Receita Federal barra R$ 1 bi em pedidos suspeitos
Análise de dados identificou empresas de fachada e organizações tentando fraudar o benefício do INSS.
Factual · Plantão Xaplin · checado em 2 fontes independentes
A Receita Federal barrou mais de R$ 1 bilhão em pedidos suspeitos de reembolso de salário-maternidade, evitando a liberação de valores a empresas de fachada e outras organizações que tentavam obter o benefício do Instituto Nacional do Seguro Social (INSS) de forma indevida. A análise de dados, conduzida pela Receita, identificou uma série de irregularidades nos pedidos, conforme noticiaram Folha de S.Paulo e g1 nesta segunda-feira (9).
Entre os principais sinais de fraude encontrados pela Receita estão empresas com apenas um funcionário, faturamento próximo de zero e falta de registros compatíveis nos documentos fiscais, além de “pedidos de valores considerados fora do padrão”, segundo o g1. Foram detectados também pedidos de seguradas sem registro de filhos, empresários que figuravam simultaneamente como donos e empregados das próprias empresas, e situações em que uma mesma pessoa solicitou múltiplos benefícios por meio de diferentes empresas em curto período.

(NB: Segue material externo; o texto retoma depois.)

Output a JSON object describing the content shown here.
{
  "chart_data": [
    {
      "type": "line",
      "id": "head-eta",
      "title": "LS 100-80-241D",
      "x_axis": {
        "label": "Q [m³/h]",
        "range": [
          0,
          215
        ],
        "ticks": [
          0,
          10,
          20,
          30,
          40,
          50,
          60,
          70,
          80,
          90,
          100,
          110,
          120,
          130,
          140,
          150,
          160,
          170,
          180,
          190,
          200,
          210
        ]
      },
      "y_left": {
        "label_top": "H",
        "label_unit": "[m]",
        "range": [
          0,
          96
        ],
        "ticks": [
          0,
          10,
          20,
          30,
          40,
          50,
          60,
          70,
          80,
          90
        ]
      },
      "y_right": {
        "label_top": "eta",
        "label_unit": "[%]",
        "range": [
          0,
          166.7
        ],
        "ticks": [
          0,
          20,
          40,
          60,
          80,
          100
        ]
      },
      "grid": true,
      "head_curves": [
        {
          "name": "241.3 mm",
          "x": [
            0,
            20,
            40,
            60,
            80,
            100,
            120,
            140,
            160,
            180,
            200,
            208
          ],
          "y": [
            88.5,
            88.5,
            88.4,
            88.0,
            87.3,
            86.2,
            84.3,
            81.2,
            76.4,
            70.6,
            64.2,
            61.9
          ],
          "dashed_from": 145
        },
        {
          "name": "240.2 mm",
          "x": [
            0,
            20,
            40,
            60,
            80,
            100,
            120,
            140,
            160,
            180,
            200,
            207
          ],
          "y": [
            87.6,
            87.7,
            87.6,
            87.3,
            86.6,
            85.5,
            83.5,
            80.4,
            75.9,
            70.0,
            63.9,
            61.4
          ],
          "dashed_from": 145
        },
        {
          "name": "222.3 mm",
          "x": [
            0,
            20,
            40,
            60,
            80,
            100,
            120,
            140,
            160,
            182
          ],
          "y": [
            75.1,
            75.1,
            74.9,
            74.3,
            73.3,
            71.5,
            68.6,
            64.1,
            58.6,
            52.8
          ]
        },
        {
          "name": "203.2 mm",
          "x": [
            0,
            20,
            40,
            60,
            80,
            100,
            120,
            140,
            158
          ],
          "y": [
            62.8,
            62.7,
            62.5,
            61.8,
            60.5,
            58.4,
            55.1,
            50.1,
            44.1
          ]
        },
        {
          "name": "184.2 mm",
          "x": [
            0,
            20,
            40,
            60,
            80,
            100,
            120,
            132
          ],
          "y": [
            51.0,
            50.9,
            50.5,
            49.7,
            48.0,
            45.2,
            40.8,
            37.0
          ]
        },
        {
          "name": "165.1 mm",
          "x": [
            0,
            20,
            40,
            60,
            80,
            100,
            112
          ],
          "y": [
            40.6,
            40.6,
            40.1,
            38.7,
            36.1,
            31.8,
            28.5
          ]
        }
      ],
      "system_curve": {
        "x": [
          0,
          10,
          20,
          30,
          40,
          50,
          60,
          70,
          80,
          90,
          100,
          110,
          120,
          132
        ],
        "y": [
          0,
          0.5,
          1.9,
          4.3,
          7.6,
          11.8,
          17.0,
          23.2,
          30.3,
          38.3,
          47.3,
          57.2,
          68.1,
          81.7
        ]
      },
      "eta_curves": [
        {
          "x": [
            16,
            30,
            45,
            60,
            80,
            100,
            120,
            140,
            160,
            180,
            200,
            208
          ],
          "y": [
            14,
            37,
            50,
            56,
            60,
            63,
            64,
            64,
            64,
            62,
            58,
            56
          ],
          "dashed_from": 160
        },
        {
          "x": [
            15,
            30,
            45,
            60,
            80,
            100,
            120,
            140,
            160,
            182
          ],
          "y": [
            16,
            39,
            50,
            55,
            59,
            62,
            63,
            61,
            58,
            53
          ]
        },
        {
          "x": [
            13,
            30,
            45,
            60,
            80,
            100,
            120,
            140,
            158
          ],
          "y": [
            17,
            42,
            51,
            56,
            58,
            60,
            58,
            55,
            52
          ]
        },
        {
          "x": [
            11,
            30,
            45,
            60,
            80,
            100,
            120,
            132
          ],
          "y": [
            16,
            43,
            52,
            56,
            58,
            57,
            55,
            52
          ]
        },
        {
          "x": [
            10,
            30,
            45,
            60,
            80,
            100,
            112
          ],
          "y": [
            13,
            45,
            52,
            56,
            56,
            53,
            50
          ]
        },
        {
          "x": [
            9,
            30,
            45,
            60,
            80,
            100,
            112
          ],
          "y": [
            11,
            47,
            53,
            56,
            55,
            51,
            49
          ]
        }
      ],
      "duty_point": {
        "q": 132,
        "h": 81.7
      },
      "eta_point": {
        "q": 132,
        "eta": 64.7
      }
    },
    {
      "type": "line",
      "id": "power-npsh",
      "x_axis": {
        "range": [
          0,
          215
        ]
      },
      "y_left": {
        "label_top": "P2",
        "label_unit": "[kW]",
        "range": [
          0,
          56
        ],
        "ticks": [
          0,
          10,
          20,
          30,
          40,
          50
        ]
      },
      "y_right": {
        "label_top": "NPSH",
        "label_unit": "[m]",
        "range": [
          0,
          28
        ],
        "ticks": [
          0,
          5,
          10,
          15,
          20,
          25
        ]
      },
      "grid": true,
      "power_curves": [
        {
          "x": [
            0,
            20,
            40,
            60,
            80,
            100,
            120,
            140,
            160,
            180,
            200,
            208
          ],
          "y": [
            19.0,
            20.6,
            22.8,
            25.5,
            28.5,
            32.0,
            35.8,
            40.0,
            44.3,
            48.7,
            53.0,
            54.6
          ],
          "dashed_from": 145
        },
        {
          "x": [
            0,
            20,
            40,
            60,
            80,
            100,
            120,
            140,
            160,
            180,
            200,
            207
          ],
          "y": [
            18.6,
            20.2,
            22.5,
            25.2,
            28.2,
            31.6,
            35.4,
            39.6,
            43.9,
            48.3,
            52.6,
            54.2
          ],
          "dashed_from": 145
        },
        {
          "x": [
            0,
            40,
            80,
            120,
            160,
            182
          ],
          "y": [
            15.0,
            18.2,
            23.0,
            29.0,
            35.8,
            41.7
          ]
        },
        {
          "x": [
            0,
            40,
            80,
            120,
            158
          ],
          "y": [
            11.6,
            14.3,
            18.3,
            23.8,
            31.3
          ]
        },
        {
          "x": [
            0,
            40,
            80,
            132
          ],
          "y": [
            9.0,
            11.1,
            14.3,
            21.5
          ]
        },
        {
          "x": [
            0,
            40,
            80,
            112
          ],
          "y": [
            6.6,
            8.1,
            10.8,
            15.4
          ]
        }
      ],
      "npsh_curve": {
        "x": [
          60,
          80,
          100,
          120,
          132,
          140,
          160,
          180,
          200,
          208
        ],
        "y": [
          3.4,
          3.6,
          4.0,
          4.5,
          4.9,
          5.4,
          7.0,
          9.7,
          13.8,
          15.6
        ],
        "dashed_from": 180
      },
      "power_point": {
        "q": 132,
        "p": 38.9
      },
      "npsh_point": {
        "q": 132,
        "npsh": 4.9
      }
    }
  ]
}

Um microempreendedor individual (MEI) do setor de entregas rápidas, por exemplo, solicitou R$ 500 mil em reembolso de salário-maternidade, embora a legislação não permita esse tipo de compensação para a categoria, conforme destacou a Folha de S.Paulo. A Receita Federal também registrou casos de empresas com faturamento irrelevante que apresentaram pedidos elevados de reembolso, e que tinham ligação com procuradores “que atuavam para dezenas de outras empresas em situação semelhante”, como apurado pelo g1.
O reembolso do salário-maternidade é permitido quando a empresa antecipa o pagamento à funcionária. Contudo, se o INSS paga o benefício diretamente, a empresa não pode reaver o valor através dos sistemas de restituição e compensação. Embora tradicionalmente destinado a mães, o benefício pode ser concedido a pais em situações específicas, como falecimento da mãe durante o parto ou período de recebimento, ou em casos de adoção e guarda judicial para fins de adoção.